Society of St. Vincent de Paul moving to North Austin


Move follows trend of nonprofits leaving the center of the city for more far-flung areas.

The group’s new location will house executive offices, a thrift store and a coffee shop and deli.

Moving away from gentrifying South Congress Avenue, group looks for proximity to those it serves.

After more than 30 years at its South Austin location, the council of the Society of St. Vincent de Paul is moving north, where it will unveil a new family center and thrift store this spring in an effort to be closer to the communities it serves and increase the services it provides.

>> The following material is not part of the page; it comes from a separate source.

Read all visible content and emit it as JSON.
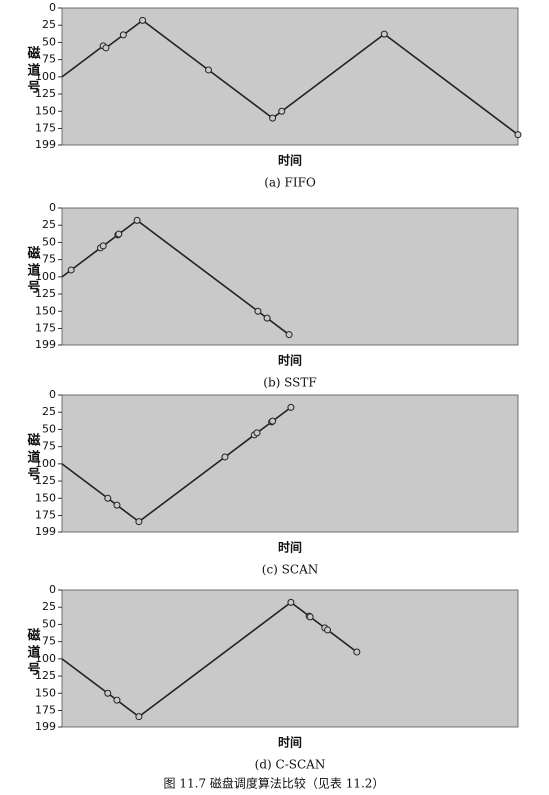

The nonprofit, which has helped people in need in Central Texas since 1961, bought a vacant retail center at 901 W. Braker Lane that it will convert to house offices, a thrift store, a donation processing and intake center, a warehouse, a coffee shop and deli. Once complete, the conversion of the 25,000 square-foot building, which was previously a grocery store, will have cost $4 million.

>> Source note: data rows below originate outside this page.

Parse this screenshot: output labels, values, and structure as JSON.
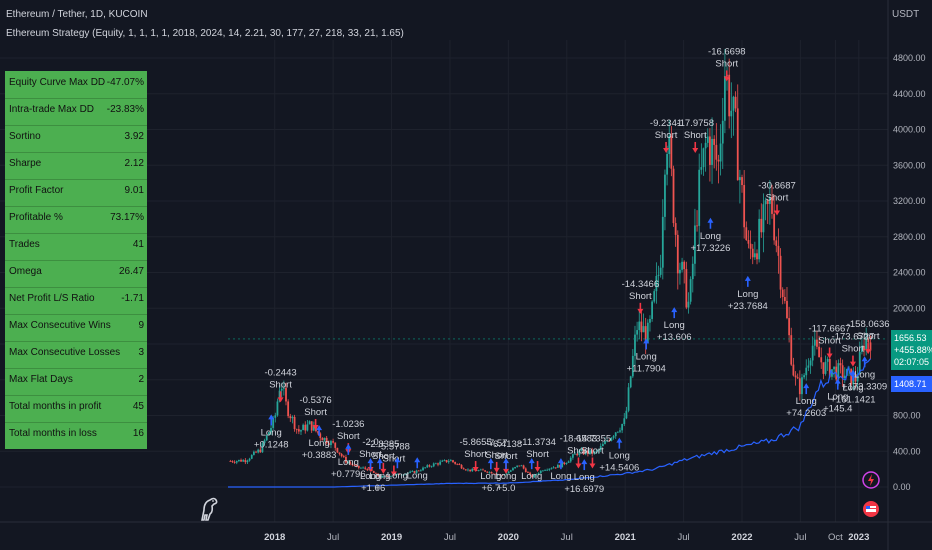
{
  "header": {
    "title": "Ethereum / Tether, 1D, KUCOIN",
    "strategy": "Ethereum Strategy (Equity, 1, 1, 1, 1, 2018, 2024, 14, 2.21, 30, 177, 27, 218, 33, 21, 1.65)",
    "currency": "USDT"
  },
  "stats": [
    {
      "label": "Equity Curve Max DD",
      "value": "-47.07%"
    },
    {
      "label": "Intra-trade Max DD",
      "value": "-23.83%"
    },
    {
      "label": "Sortino",
      "value": "3.92"
    },
    {
      "label": "Sharpe",
      "value": "2.12"
    },
    {
      "label": "Profit Factor",
      "value": "9.01"
    },
    {
      "label": "Profitable %",
      "value": "73.17%"
    },
    {
      "label": "Trades",
      "value": "41"
    },
    {
      "label": "Omega",
      "value": "26.47"
    },
    {
      "label": "Net Profit L/S Ratio",
      "value": "-1.71"
    },
    {
      "label": "Max Consecutive Wins",
      "value": "9"
    },
    {
      "label": "Max Consecutive Losses",
      "value": "3"
    },
    {
      "label": "Max Flat Days",
      "value": "2"
    },
    {
      "label": "Total months in profit",
      "value": "45"
    },
    {
      "label": "Total months in loss",
      "value": "16"
    }
  ],
  "price_tag": {
    "price": "1656.53",
    "change": "+455.88%",
    "countdown": "02:07:05",
    "equity": "1408.71"
  },
  "colors": {
    "up": "#26a69a",
    "down": "#ef5350",
    "equity": "#2962ff",
    "long": "#2962ff",
    "short": "#f23645",
    "grid": "#1e222d",
    "panel": "#4caf50"
  },
  "icons": [
    "dino-logo-icon",
    "lightning-icon",
    "flag-icon"
  ],
  "chart_data": {
    "type": "candlestick",
    "ylim": [
      0,
      4900
    ],
    "y_ticks": [
      0,
      400,
      800,
      1200,
      1600,
      2000,
      2400,
      2800,
      3200,
      3600,
      4000,
      4400,
      4800
    ],
    "y_tick_labels": [
      "0.00",
      "400.00",
      "800.00",
      "1200.00",
      "1600.00",
      "2000.00",
      "2400.00",
      "2800.00",
      "3200.00",
      "3600.00",
      "4000.00",
      "4400.00",
      "4800.00"
    ],
    "x_range": [
      2017.6,
      2023.25
    ],
    "x_ticks": [
      {
        "t": 2018.0,
        "label": "2018"
      },
      {
        "t": 2018.5,
        "label": "Jul"
      },
      {
        "t": 2019.0,
        "label": "2019"
      },
      {
        "t": 2019.5,
        "label": "Jul"
      },
      {
        "t": 2020.0,
        "label": "2020"
      },
      {
        "t": 2020.5,
        "label": "Jul"
      },
      {
        "t": 2021.0,
        "label": "2021"
      },
      {
        "t": 2021.5,
        "label": "Jul"
      },
      {
        "t": 2022.0,
        "label": "2022"
      },
      {
        "t": 2022.5,
        "label": "Jul"
      },
      {
        "t": 2022.8,
        "label": "Oct"
      },
      {
        "t": 2023.0,
        "label": "2023"
      }
    ],
    "price_path": [
      [
        2017.62,
        290
      ],
      [
        2017.75,
        300
      ],
      [
        2017.88,
        420
      ],
      [
        2018.0,
        760
      ],
      [
        2018.05,
        1200
      ],
      [
        2018.1,
        900
      ],
      [
        2018.2,
        620
      ],
      [
        2018.3,
        700
      ],
      [
        2018.4,
        560
      ],
      [
        2018.5,
        480
      ],
      [
        2018.6,
        300
      ],
      [
        2018.7,
        220
      ],
      [
        2018.8,
        200
      ],
      [
        2018.9,
        110
      ],
      [
        2019.0,
        130
      ],
      [
        2019.2,
        170
      ],
      [
        2019.35,
        250
      ],
      [
        2019.5,
        300
      ],
      [
        2019.65,
        190
      ],
      [
        2019.8,
        180
      ],
      [
        2019.95,
        130
      ],
      [
        2020.1,
        250
      ],
      [
        2020.2,
        110
      ],
      [
        2020.3,
        200
      ],
      [
        2020.45,
        240
      ],
      [
        2020.6,
        390
      ],
      [
        2020.75,
        380
      ],
      [
        2020.9,
        600
      ],
      [
        2021.0,
        740
      ],
      [
        2021.1,
        1800
      ],
      [
        2021.2,
        1700
      ],
      [
        2021.3,
        2500
      ],
      [
        2021.35,
        4100
      ],
      [
        2021.45,
        2600
      ],
      [
        2021.55,
        2000
      ],
      [
        2021.62,
        3200
      ],
      [
        2021.7,
        3900
      ],
      [
        2021.8,
        3600
      ],
      [
        2021.85,
        4700
      ],
      [
        2021.95,
        3900
      ],
      [
        2022.05,
        2600
      ],
      [
        2022.15,
        2800
      ],
      [
        2022.25,
        3200
      ],
      [
        2022.35,
        2200
      ],
      [
        2022.45,
        1200
      ],
      [
        2022.5,
        1100
      ],
      [
        2022.6,
        1600
      ],
      [
        2022.7,
        1350
      ],
      [
        2022.8,
        1300
      ],
      [
        2022.9,
        1250
      ],
      [
        2022.97,
        1200
      ],
      [
        2023.05,
        1650
      ],
      [
        2023.1,
        1656
      ]
    ],
    "equity_path": [
      [
        2017.6,
        0
      ],
      [
        2018.0,
        0
      ],
      [
        2018.5,
        0
      ],
      [
        2019.0,
        20
      ],
      [
        2019.5,
        40
      ],
      [
        2020.0,
        45
      ],
      [
        2020.5,
        80
      ],
      [
        2021.0,
        150
      ],
      [
        2021.25,
        200
      ],
      [
        2021.5,
        300
      ],
      [
        2021.75,
        380
      ],
      [
        2022.0,
        450
      ],
      [
        2022.25,
        520
      ],
      [
        2022.5,
        680
      ],
      [
        2022.65,
        1100
      ],
      [
        2022.8,
        1300
      ],
      [
        2022.95,
        1250
      ],
      [
        2023.1,
        1408
      ]
    ],
    "short_signals": [
      {
        "t": 2018.05,
        "y": 1160,
        "label": "-0.2443\nShort"
      },
      {
        "t": 2018.35,
        "y": 850,
        "label": "-0.5376\nShort"
      },
      {
        "t": 2018.63,
        "y": 580,
        "label": "-1.0236\nShort"
      },
      {
        "t": 2018.82,
        "y": 380,
        "label": "-2.0\nShort"
      },
      {
        "t": 2018.93,
        "y": 360,
        "label": "-2.8385\nShort"
      },
      {
        "t": 2019.02,
        "y": 330,
        "label": "-5.5788\nShort"
      },
      {
        "t": 2019.72,
        "y": 380,
        "label": "-5.8655\nShort"
      },
      {
        "t": 2019.9,
        "y": 370,
        "label": "-7.57\nShort"
      },
      {
        "t": 2019.98,
        "y": 360,
        "label": "-6.4138\nShort"
      },
      {
        "t": 2020.25,
        "y": 380,
        "label": "-11.3734\nShort"
      },
      {
        "t": 2020.6,
        "y": 420,
        "label": "-18.6583\nShort"
      },
      {
        "t": 2020.72,
        "y": 420,
        "label": "-14.7355\nShort"
      },
      {
        "t": 2021.13,
        "y": 2150,
        "label": "-14.3466\nShort"
      },
      {
        "t": 2021.35,
        "y": 3950,
        "label": "-9.2341\nShort"
      },
      {
        "t": 2021.6,
        "y": 3950,
        "label": "-17.9758\nShort"
      },
      {
        "t": 2021.87,
        "y": 4750,
        "label": "-16.6698\nShort"
      },
      {
        "t": 2022.3,
        "y": 3250,
        "label": "-30.8687\nShort"
      },
      {
        "t": 2022.75,
        "y": 1650,
        "label": "-117.6667\nShort"
      },
      {
        "t": 2022.95,
        "y": 1560,
        "label": "-173.6727\nShort"
      },
      {
        "t": 2023.08,
        "y": 1700,
        "label": "-158.0636\nShort"
      }
    ],
    "long_signals": [
      {
        "t": 2017.97,
        "y": 600,
        "label": "Long\n+0.1248"
      },
      {
        "t": 2018.38,
        "y": 480,
        "label": "Long\n+0.3883"
      },
      {
        "t": 2018.63,
        "y": 270,
        "label": "Long\n+0.7796"
      },
      {
        "t": 2018.82,
        "y": 110,
        "label": "Long\n+1.0"
      },
      {
        "t": 2018.9,
        "y": 110,
        "label": "Long\n+6"
      },
      {
        "t": 2019.05,
        "y": 120,
        "label": "Long"
      },
      {
        "t": 2019.22,
        "y": 120,
        "label": "Long"
      },
      {
        "t": 2019.85,
        "y": 110,
        "label": "Long\n+6.7"
      },
      {
        "t": 2019.98,
        "y": 110,
        "label": "Long\n+5.0"
      },
      {
        "t": 2020.2,
        "y": 110,
        "label": "Long"
      },
      {
        "t": 2020.45,
        "y": 110,
        "label": "Long"
      },
      {
        "t": 2020.65,
        "y": 100,
        "label": "Long\n+16.6979"
      },
      {
        "t": 2020.95,
        "y": 340,
        "label": "Long\n+14.5406"
      },
      {
        "t": 2021.18,
        "y": 1450,
        "label": "Long\n+11.7904"
      },
      {
        "t": 2021.42,
        "y": 1800,
        "label": "Long\n+13.606"
      },
      {
        "t": 2021.73,
        "y": 2800,
        "label": "Long\n+17.3226"
      },
      {
        "t": 2022.05,
        "y": 2150,
        "label": "Long\n+23.7684"
      },
      {
        "t": 2022.55,
        "y": 950,
        "label": "Long\n+74.2603"
      },
      {
        "t": 2022.82,
        "y": 1000,
        "label": "Long\n+145.4"
      },
      {
        "t": 2022.95,
        "y": 1100,
        "label": "Long\n+161.1421"
      },
      {
        "t": 2023.05,
        "y": 1250,
        "label": "Long\n+173.3309"
      }
    ]
  }
}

“We’d definitely outgrown the space on South Congress (Avenue) and are moving into a space that’s almost three times a big,” said Stacy Ehrlich, the group’s executive director. “Another main factor is that South Congress has become so gentrified that the folks we were seeing back in the ’80s are not there anymore, so we’re moving to an area of town that seemed to benefit the population of our clientele.”

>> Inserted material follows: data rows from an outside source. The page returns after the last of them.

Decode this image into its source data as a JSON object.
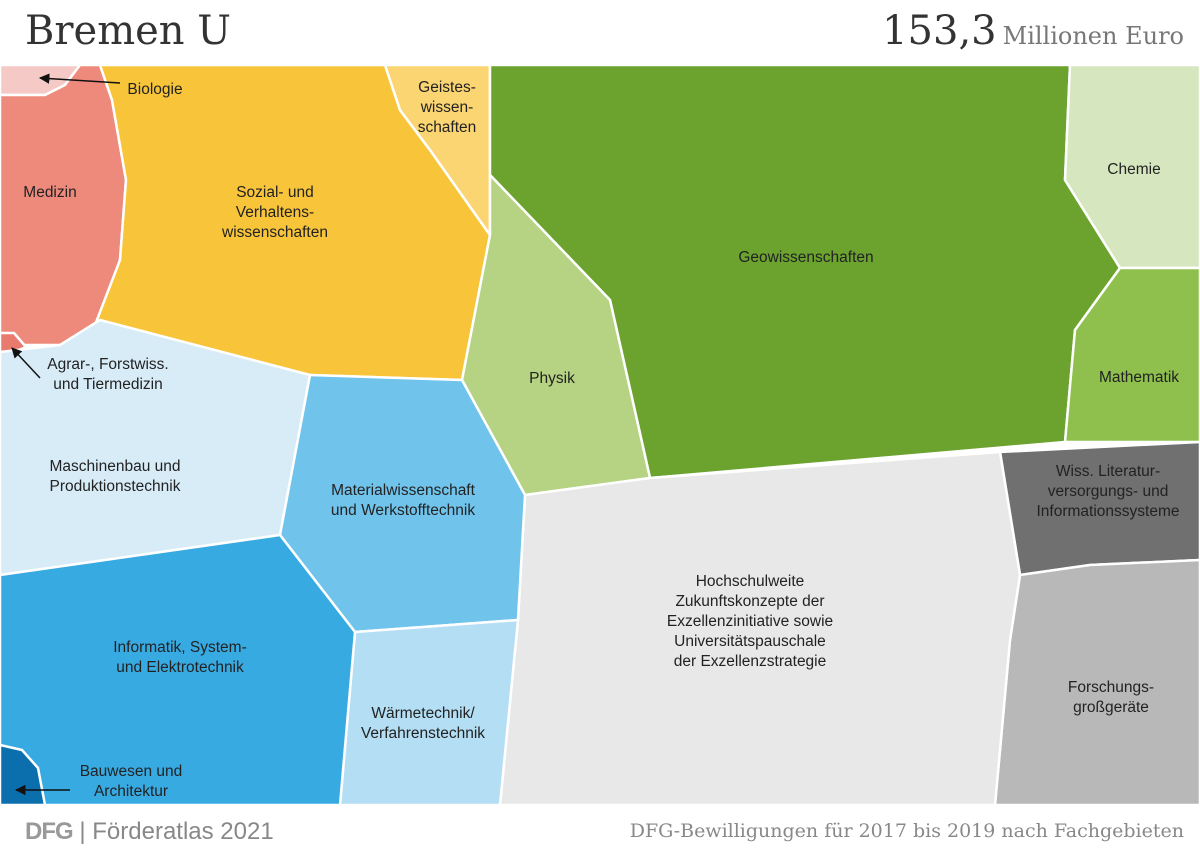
{
  "header": {
    "title": "Bremen U",
    "total_value": "153,3",
    "total_unit": "Millionen Euro"
  },
  "footer": {
    "logo": "DFG",
    "separator": "|",
    "publication": "Förderatlas 2021",
    "caption": "DFG-Bewilligungen für 2017 bis 2019 nach Fachgebieten"
  },
  "chart_data": {
    "type": "voronoi-treemap",
    "title": "Bremen U",
    "total": "153,3 Millionen Euro",
    "cells": [
      {
        "label": [
          "Biologie"
        ],
        "color": "#f5c9c6"
      },
      {
        "label": [
          "Medizin"
        ],
        "color": "#ee8a7c"
      },
      {
        "label": [
          "Agrar-, Forstwiss.",
          "und Tiermedizin"
        ],
        "color": "#e87a6e"
      },
      {
        "label": [
          "Sozial- und",
          "Verhaltens-",
          "wissenschaften"
        ],
        "color": "#f8c53a"
      },
      {
        "label": [
          "Geistes-",
          "wissen-",
          "schaften"
        ],
        "color": "#fbd572"
      },
      {
        "label": [
          "Geowissenschaften"
        ],
        "color": "#6ba32e"
      },
      {
        "label": [
          "Physik"
        ],
        "color": "#b5d383"
      },
      {
        "label": [
          "Chemie"
        ],
        "color": "#d6e7c0"
      },
      {
        "label": [
          "Mathematik"
        ],
        "color": "#8fc04e"
      },
      {
        "label": [
          "Wiss. Literatur-",
          "versorgungs- und",
          "Informationssysteme"
        ],
        "color": "#707070"
      },
      {
        "label": [
          "Forschungs-",
          "großgeräte"
        ],
        "color": "#b8b8b8"
      },
      {
        "label": [
          "Hochschulweite",
          "Zukunftskonzepte der",
          "Exzellenzinitiative sowie",
          "Universitätspauschale",
          "der Exzellenzstrategie"
        ],
        "color": "#e8e8e8"
      },
      {
        "label": [
          "Maschinenbau und",
          "Produktionstechnik"
        ],
        "color": "#d8ecf8"
      },
      {
        "label": [
          "Materialwissenschaft",
          "und Werkstofftechnik"
        ],
        "color": "#70c4ec"
      },
      {
        "label": [
          "Wärmetechnik/",
          "Verfahrenstechnik"
        ],
        "color": "#b3def4"
      },
      {
        "label": [
          "Informatik, System-",
          "und Elektrotechnik"
        ],
        "color": "#38aae2"
      },
      {
        "label": [
          "Bauwesen und",
          "Architektur"
        ],
        "color": "#0b6fae"
      }
    ]
  }
}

The group provides financial assistance and disaster relief to people in need.

The society recently sold its South Congress property, which it held for more than 30 years in partnership with the Ladies of Charity - Austin, but will continue operating from that location until the new Vincentian Family Center and Thrift Store opens in the spring. The partnership with the Ladies of Charity dissolved after the sale of the South Congress location.

Ehrlich said the group looked at several options for the new center but was convinced by the visibility and accessibility of the Braker Lane retail center. The location, which is in a lower-income neighborhood that fits the population the group serves, also has ample parking and is on three Capital Metro bus lines, she said.

The group’s move follows a trend of Austin nonprofits leaving headquarters near the downtown area for locations further away from the center of the city, which has grown increasingly expensive in a hot real estate market. The Capital Area Food Bank of Texas broke ground on a new facility in East Austin last year and Any Baby Can left its East Austin headquarters last year for North Austin.

The North Austin location, Ehrlich said, gives the group proximity to low-income pockets of the city where many of its clients come from, but also allows the group to extend into the wider 27-county area it is charged with.

Half of the new building will be dedicated to retail, the coffee shop and a warehouse for donation intake, while the other half will include a food pantry, a computer lab for educational classes and executive offices, some of which will be available for other nonprofits or government partners that provide complementary services.

“The idea is to really serve the folks that come to us in a multifaceted way that would actually be helpful and not just one-dimensional,” Ehrlich said.

To that end, the coffee shop and deli will serve low-cost, nutritional food for retail patrons, the nonprofit’s staff and neighbors, and offer frequent discount days to a limited number of neighbors. That space will also be used for community nutrition and cooking classes.

“It’s really turning into a community center,” Ehrlich said. “It’s a place where we think we have some nonprofit partners who will teach demonstration classes like ‘How to cook on a budget,’ ‘How to cook on SNAP’ or ‘How to substitute healthier ingredients.’ There are all kinds of opportunities.”